Hallo, ich bin Phineas und ich bin Pherb. Wir sind so froh, dass eure Freunde uns gefunden und gerettet haben.

DAS HABEN SIE SEHR GERNE GEMACHT, SIE MÖGEN NÄMLICH TIERE AUCH SEHR GERNE. WÄRT IHR BEIDE BEREIT FÜR EIN KLEINES INTERVIEW?
Phineas: Wow, du willst tatsächlich mit uns sprechen?
Pherb: Das ist uns noch nie passiert, aber wir haben ja auch noch von niemandem so ein tolles Häuschen bekommen mit sooo weichem Kuschelnestzeug drin.

JA NATÜRLICH MÖCHTEN WIR MIT EUCH SPRECHEN. ES INTERESSIERT UNS, MEHR ÜBER EUCH UND EURE LEBENSWEISE ZU ERFAHREN.
Phineas: Na, was möchtet ihr denn wissen?
Pherb: Frag nur, wir geben dir gerne Auskunft.

GUT ALSO, ALS ERSTES WÄRE ES SCHÖN, WENN IHR UNS SAGEN KÖNNTET, WAS FÜR EINER GATTUNG IHR ANGEHÖRT.
Pherb: Was ist eine Gattung?

OH, ENTSCHULDIGT. DAMIT IST EURE RASSE GEMEINT. BZW. ZU WAS FÜR EINER MÄUSEART IHR GEHÖRT.
Pherb: Ach so. Na, ich weiss das nicht so genau. Weisst du das, Phineas?
Phineas: Na klar. Wir sind Waldmäuse. Pherb: Hä, aber wir leben doch gar nicht im Wald. Wir haben doch dort bei der Buchdruckerei im Fassadenbewuchs gewohnt. Also müssten wir dann nicht Vorgarten- oder Hausmäuse sein oder so was?
Phineas: Blödsinn, Vorgartenmäuse gibt’s gar nicht, und Hausmäuse sehen ganz anders aus. Wir haben nämlich so grosse Kugelaugen und nen hellen Bauch. Ausserdem sind wir sowieso einfach hübscher, weil wir nicht so graubraun sind, sondern so haselnussbraun.
Pherb: Ich glaub’s dir trotzdem nicht. Weil Waldmäuse leben doch sicher im Wald.

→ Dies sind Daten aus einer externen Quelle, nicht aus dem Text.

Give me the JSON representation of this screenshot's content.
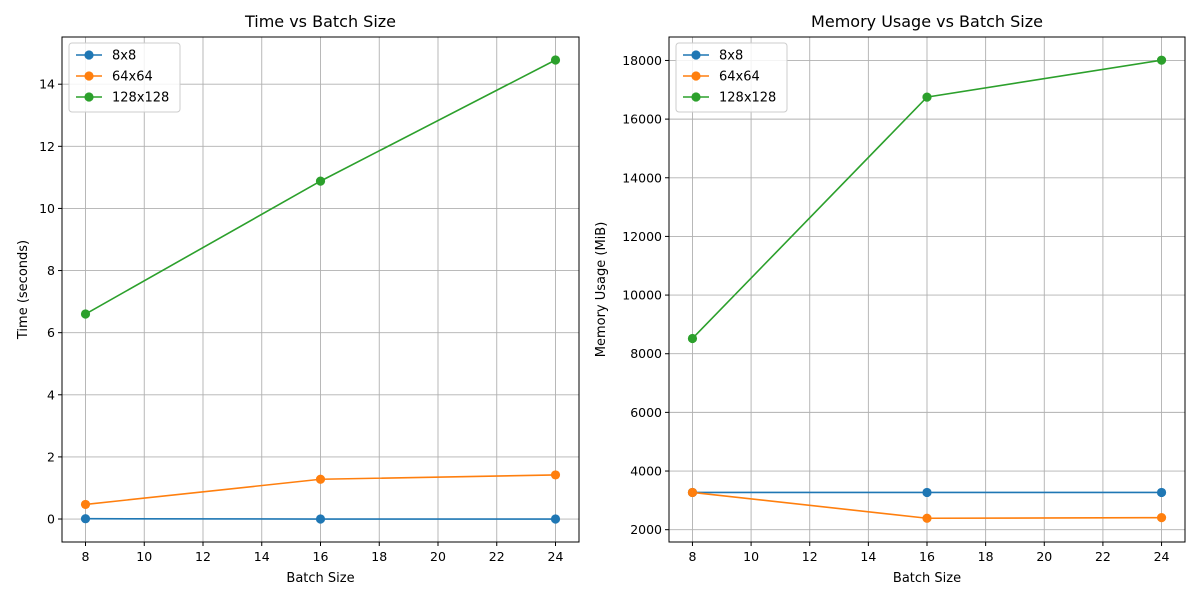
{
  "chart_data": [
    {
      "type": "line",
      "title": "Time vs Batch Size",
      "xlabel": "Batch Size",
      "ylabel": "Time (seconds)",
      "xlim": [
        7.2,
        24.8
      ],
      "ylim": [
        -0.74,
        15.52
      ],
      "xticks": [
        8,
        10,
        12,
        14,
        16,
        18,
        20,
        22,
        24
      ],
      "yticks": [
        0,
        2,
        4,
        6,
        8,
        10,
        12,
        14
      ],
      "grid": true,
      "legend_position": "upper-left",
      "x": [
        8,
        16,
        24
      ],
      "series": [
        {
          "name": "8x8",
          "color": "#1f77b4",
          "values": [
            0.01,
            0.0,
            0.0
          ]
        },
        {
          "name": "64x64",
          "color": "#ff7f0e",
          "values": [
            0.47,
            1.28,
            1.42
          ]
        },
        {
          "name": "128x128",
          "color": "#2ca02c",
          "values": [
            6.6,
            10.88,
            14.78
          ]
        }
      ]
    },
    {
      "type": "line",
      "title": "Memory Usage vs Batch Size",
      "xlabel": "Batch Size",
      "ylabel": "Memory Usage (MiB)",
      "xlim": [
        7.2,
        24.8
      ],
      "ylim": [
        1580,
        18800
      ],
      "xticks": [
        8,
        10,
        12,
        14,
        16,
        18,
        20,
        22,
        24
      ],
      "yticks": [
        2000,
        4000,
        6000,
        8000,
        10000,
        12000,
        14000,
        16000,
        18000
      ],
      "grid": true,
      "legend_position": "upper-left",
      "x": [
        8,
        16,
        24
      ],
      "series": [
        {
          "name": "8x8",
          "color": "#1f77b4",
          "values": [
            3270,
            3270,
            3270
          ]
        },
        {
          "name": "64x64",
          "color": "#ff7f0e",
          "values": [
            3270,
            2390,
            2410
          ]
        },
        {
          "name": "128x128",
          "color": "#2ca02c",
          "values": [
            8520,
            16750,
            18010
          ]
        }
      ]
    }
  ]
}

NEIN, NEIN PHERB, PHINEAS HAT DA SCHON RECHT. IHR GEHÖRT ALSO ZU DEN WALDMÄUSEN. WEISST DU PHERB, WALDMAUS IST NUR EINE ARTENBEZEICHNUNG. VIELE EURER ART BEWOHNEN SIEDLUNGSGEBIETE. DAS LIEGT WOHL AM NAHRUNGSANGEBOT.
Pherb: Na, wenn du’s sagst, glaub ich’s.
Phineas: Ist ja mal wieder typisch. Mir glaubt sie einfach nie was.

NA, NA, NICHT STREITEN. ERZÄHLT MIR DOCH LIEBER, WIE IHR SO LEBT.
Phineas: Also momentan leben wir bei dir. Ist zwar ’n bisschen eng hier, aber immer noch besser als draussen. Wir sind fast erfroren dort draussen.
Pherb: Ja, und auch fast verhungert und verdurstet. Es war so kalt, dass wir keine Nahrung und auch kein Wasser finden konnten. War alles tot und eingefroren.
Phineas: Drum sind wir dann halt heimlich in die Buchdruckerei geschlichen, und die haben uns voll erwischt.
Pherb: Ja, ich hab mich erst mächtig erschrocken. Aber dann hab ich gemerkt, dass die mir ja gar nichts tun wollen.
Phineas: Ja, und dann kamen wir zu euch und bekamen Futter und Wasser und einen warmen, ruhigen Ort.
Pherb: Oooh ja. Ein kuschelig warmes Häuschen und Nüsse und Samen und ein Wasserbecken. Da hab ich mich gleich reingesetzt.

JA, DARAN KANN ICH MICH GUT ERINNERN. DU WARST VÖLLIG AUSGETROCKNET. SCHADE FINDE ICH NUR, DASS MAN EUCH SO SELTEN SIEHT. IHR SEID NÄMLICH WIRKLICH SEHR HÜBSCH.
Phineas: Na, ich guck doch zu, wenn du nachts noch lange arbeitest. Dann siehst du mich doch.
Pherb: Tut mir leid, ich bin halt etwas scheu, und ich geniesse es einfach, nur im Kuschelbett zu liegen. Ich komme erst nachts raus, wenn’s dunkel ist.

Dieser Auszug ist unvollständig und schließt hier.